From Asia, we’re seeing an emphasis on stability through internal levers—currencies are being supported not through direct intervention but via behaviour shifts from domestic institutions. Governor Rhee explained that higher hedging ratios were taken up by fund managers who appear more focused on predictable returns, especially as volatility increases abroad. What stands out is that this strategy has reinforced not only the Korean won… but also indirectly supported peer currencies like the New Taiwan dollar and Japanese yen. Stability it seems, is being sought in layers—through protection, not defence.

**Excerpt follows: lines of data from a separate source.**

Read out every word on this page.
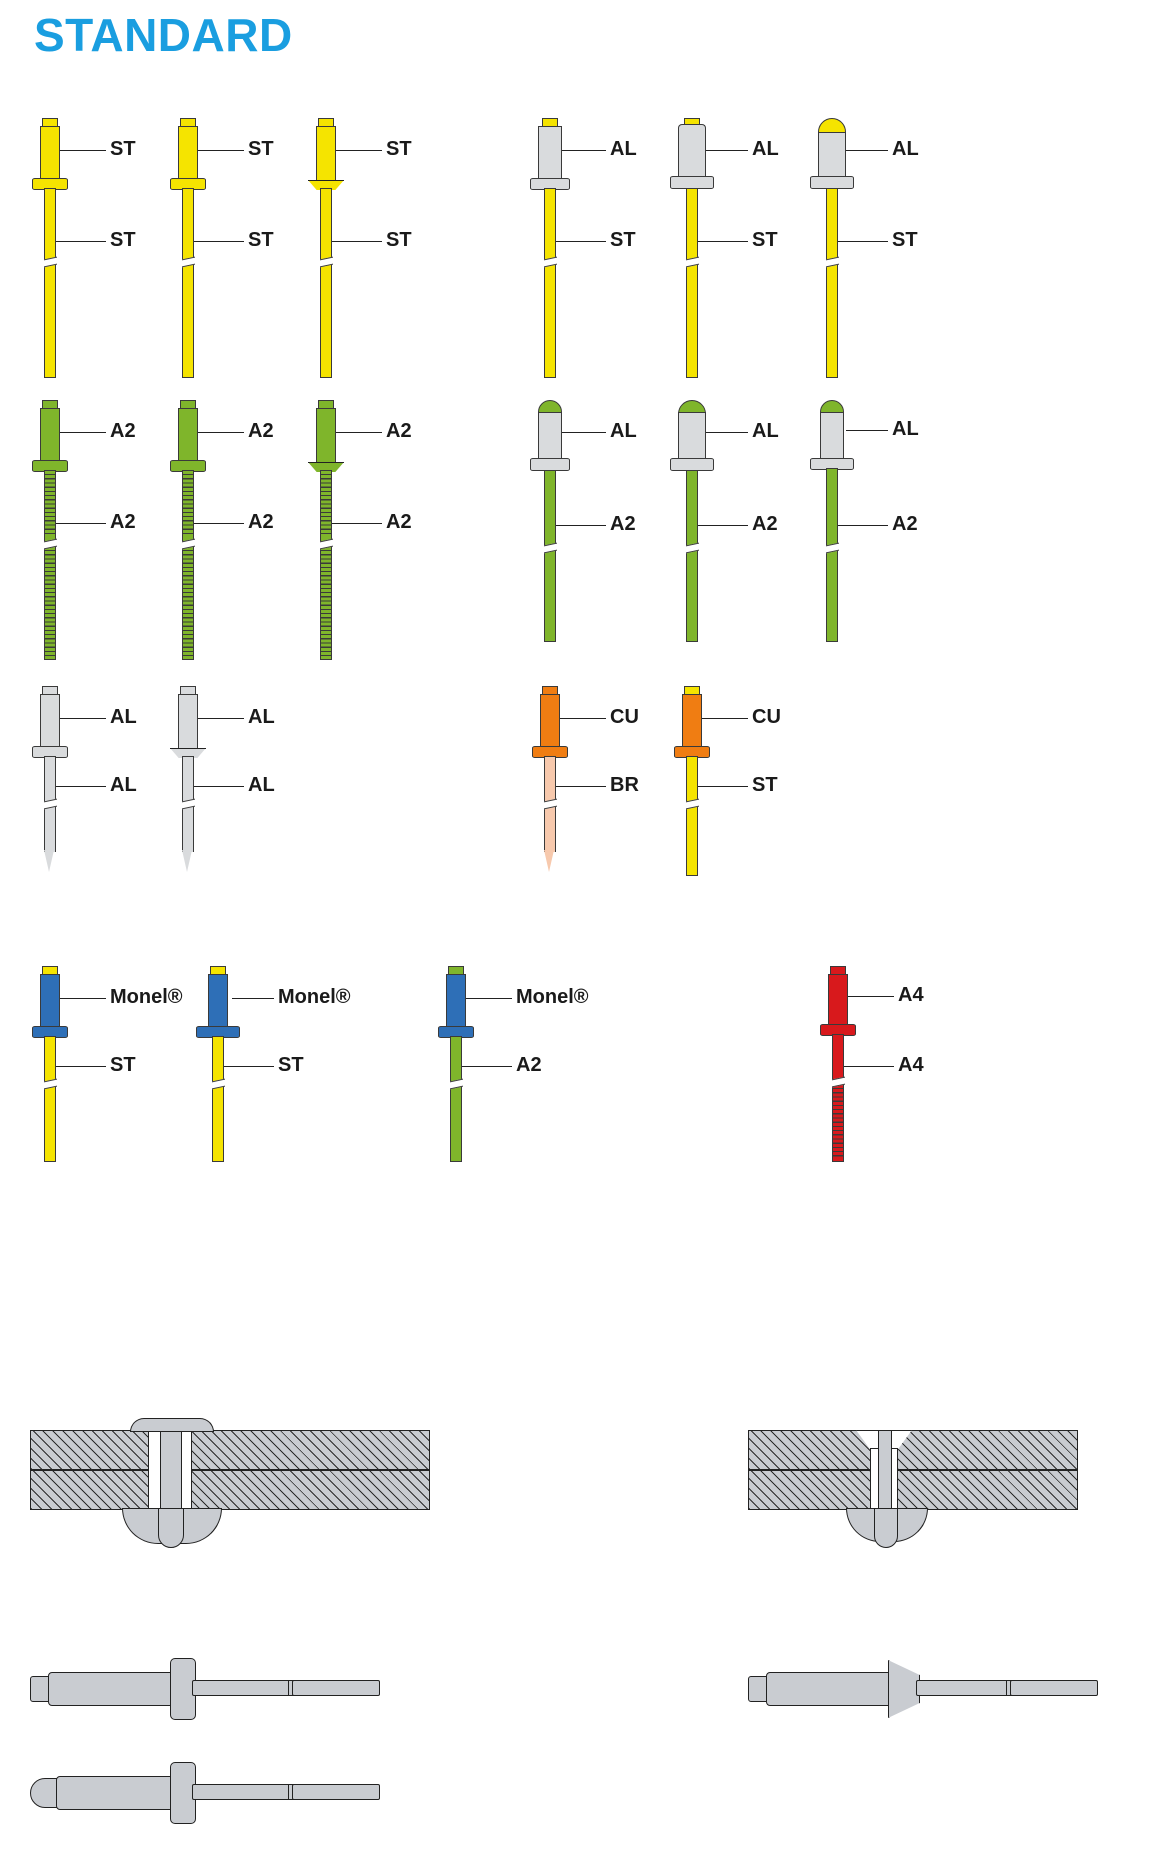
STANDARD
ST
ST
ST
ST
ST
ST
AL
ST
AL
ST
AL
ST
A2
A2
A2
A2
A2
A2
AL
A2
AL
A2
AL
A2
AL
AL
AL
AL
CU
BR
CU
ST
Monel®
ST
Monel®
ST
Monel®
A2
A4
A4
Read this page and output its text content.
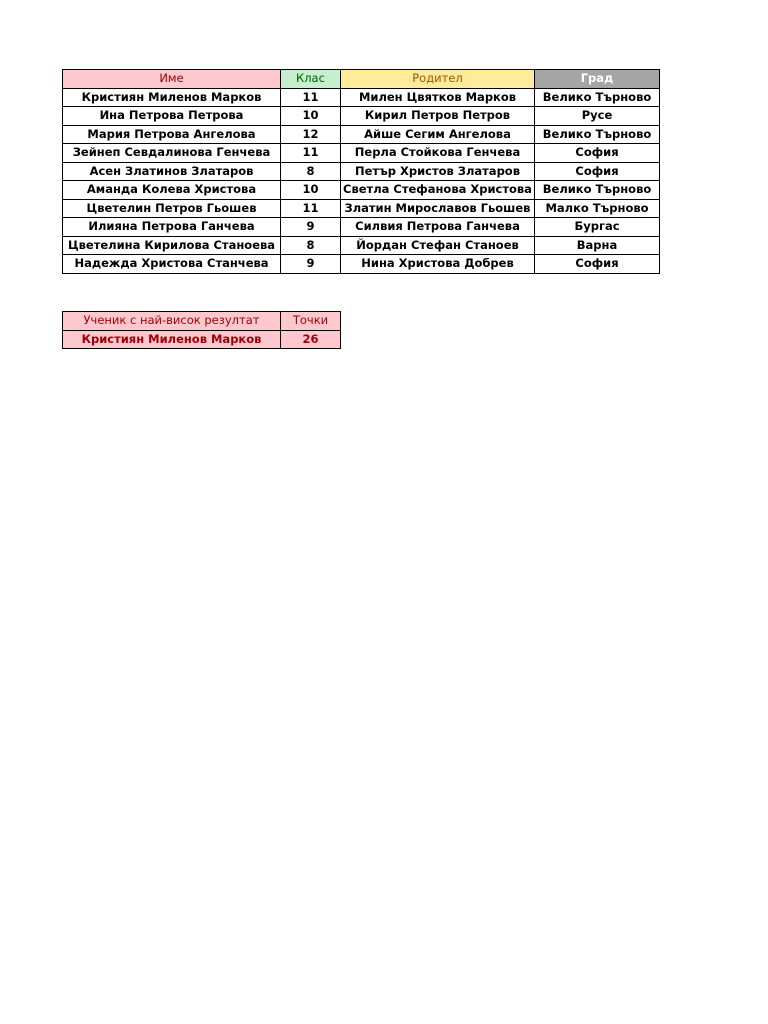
Име	Клас	Родител	Град
Кристиян Миленов Марков	11	Милен Цвятков Марков	Велико Търново
Ина Петрова Петрова	10	Кирил Петров Петров	Русе
Мария Петрова Ангелова	12	Айше Сегим Ангелова	Велико Търново
Зейнеп Севдалинова Генчева	11	Перла Стойкова Генчева	София
Асен Златинов Златаров	8	Петър Христов Златаров	София
Аманда Колева Христова	10	Светла Стефанова Христова	Велико Търново
Цветелин Петров Гьошев	11	Златин Мирославов Гьошев	Малко Търново
Илияна Петрова Ганчева	9	Силвия Петрова Ганчева	Бургас
Цветелина Кирилова Станоева	8	Йордан Стефан Станоев	Варна
Надежда Христова Станчева	9	Нина Христова Добрев	София
Ученик с най-висок резултат	Точки
Кристиян Миленов Марков	26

Changing Motivations for Capital Flows
For those watching price risks via derivatives, we should be alert to changing motivations for capital flows. The dispersion in how policymakers are targeting trade impacts suggests that long-term rate anchors, especially assumptions around the so-called neutral rate, may be losing relevance in practical forecasting. There isn’t much left to extract from squeezing models that depend on stable neutral values—if the old reference points aren’t working, different ones must start being used. In a rate world driven less by theory and more by repositioning, the conversations around what is ‘neutral’ may be better replaced with questions about velocity: how fast capital moves, how long it holds a view, and what causes it to change that view.
We’ve seen that delaying reassessment leads to poor hedging. Timing these shifts isn’t about catching the move—but recognising when old rules have stopped guiding new outcomes. That is where the adjustment begins. Letting data force the issue rarely ends well. Better to let positioning lean into it cautiously.